🤖 AI Summary
This work identifies a systemic bias in multilingual tokenization: morphologically complex and low-resource languages incur disproportionately higher computational costs and suffer lower accuracy due to token inflation—termed the “token tax.” We introduce the *token tax* as a quantitative measure of tokenization inefficiency and empirically demonstrate a strong negative correlation between tokenization ratio (tokens per word) and model accuracy. Using multiple-choice question-answering experiments across 16 African languages and 5 domains (AfriMMLU) with 10 large language models—and integrating economic cost modeling—we show that doubling token count quadruples training cost and time.

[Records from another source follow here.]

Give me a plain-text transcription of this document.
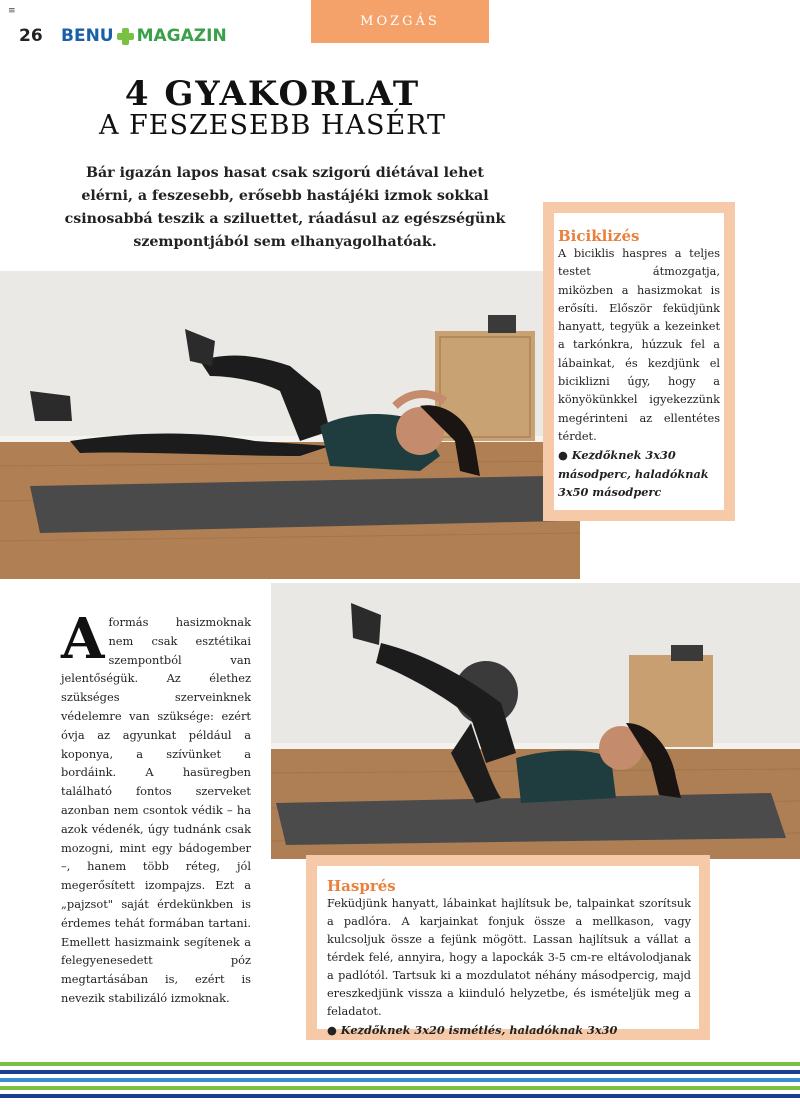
≡
26 BENU MAGAZIN
MOZGÁS
4 GYAKORLAT
A FESZESEBB HASÉRT
Bár igazán lapos hasat csak szigorú diétával lehet elérni, a feszesebb, erősebb hastájéki izmok sokkal csinosabbá teszik a sziluettet, ráadásul az egészségünk szempontjából sem elhanyagolhatóak.	Biciklizés
A biciklis haspres a teljes testet átmozgatja, miközben a hasizmokat is erősíti. Először feküdjünk hanyatt, tegyük a kezeinket a tarkónkra, húzzuk fel a lábainkat, és kezdjünk el biciklizni úgy, hogy a könyökünkkel igyekezzünk megérinteni az ellentétes térdet.
● Kezdőknek 3x30 másodperc, haladóknak 3x50 másodperc
A formás hasizmoknak nem csak esztétikai szempontból van jelentőségük. Az élethez szükséges szerveinknek védelemre van szüksége: ezért óvja az agyunkat például a koponya, a szívünket a bordáink. A hasüregben található fontos szerveket azonban nem csontok védik – ha azok védenék, úgy tudnánk csak mozogni, mint egy bádogember –, hanem több réteg, jól megerősített izompajzs. Ezt a „pajzsot" saját érdekünkben is érdemes tehát formában tartani. Emellett hasizmaink segítenek a felegyenesedett póz megtartásában is, ezért is nevezik stabilizáló izmoknak.
Hasprés
Feküdjünk hanyatt, lábainkat hajlítsuk be, talpainkat szorítsuk a padlóra. A karjainkat fonjuk össze a mellkason, vagy kulcsoljuk össze a fejünk mögött. Lassan hajlítsuk a vállat a térdek felé, annyira, hogy a lapockák 3-5 cm-re eltávolodjanak a padlótól. Tartsuk ki a mozdulatot néhány másodpercig, majd ereszkedjünk vissza a kiinduló helyzetbe, és ismételjük meg a feladatot.
● Kezdőknek 3x20 ismétlés, haladóknak 3x30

Key contributions are: (1) establishing tokenization efficiency as a central determinant of linguistic fairness; (2) demonstrating that inference-time adaptation (e.g., via reasoning models) significantly narrows performance gaps between high- and low-resource languages; and (3) providing empirical evidence and quantitative tools to guide the design of linguistically equitable tokenization mechanisms.
📝 Abstract
Tokenization inefficiency imposes structural disadvantages on morphologically complex, low-resource languages, inflating compute resources and depressing accuracy. We evaluate 10 large language models (LLMs) on AfriMMLU (9,000 MCQA items; 5 subjects; 16 African languages) and show that fertility (tokens/word) reliably predicts accuracy. Higher fertility consistently predicts lower accuracy across all models and subjects. We further find that reasoning models (DeepSeek, o1) consistently outperform non-reasoning peers across high and low resource languages in the AfriMMLU dataset, narrowing accuracy gaps observed in prior generations. Finally, translating token inflation to economics, a doubling in tokens results in quadrupled training cost and time, underscoring the token tax faced by many languages. These results motivate morphologically aware tokenization, fair pricing, and multilingual benchmarks for equitable natural language processing (NLP).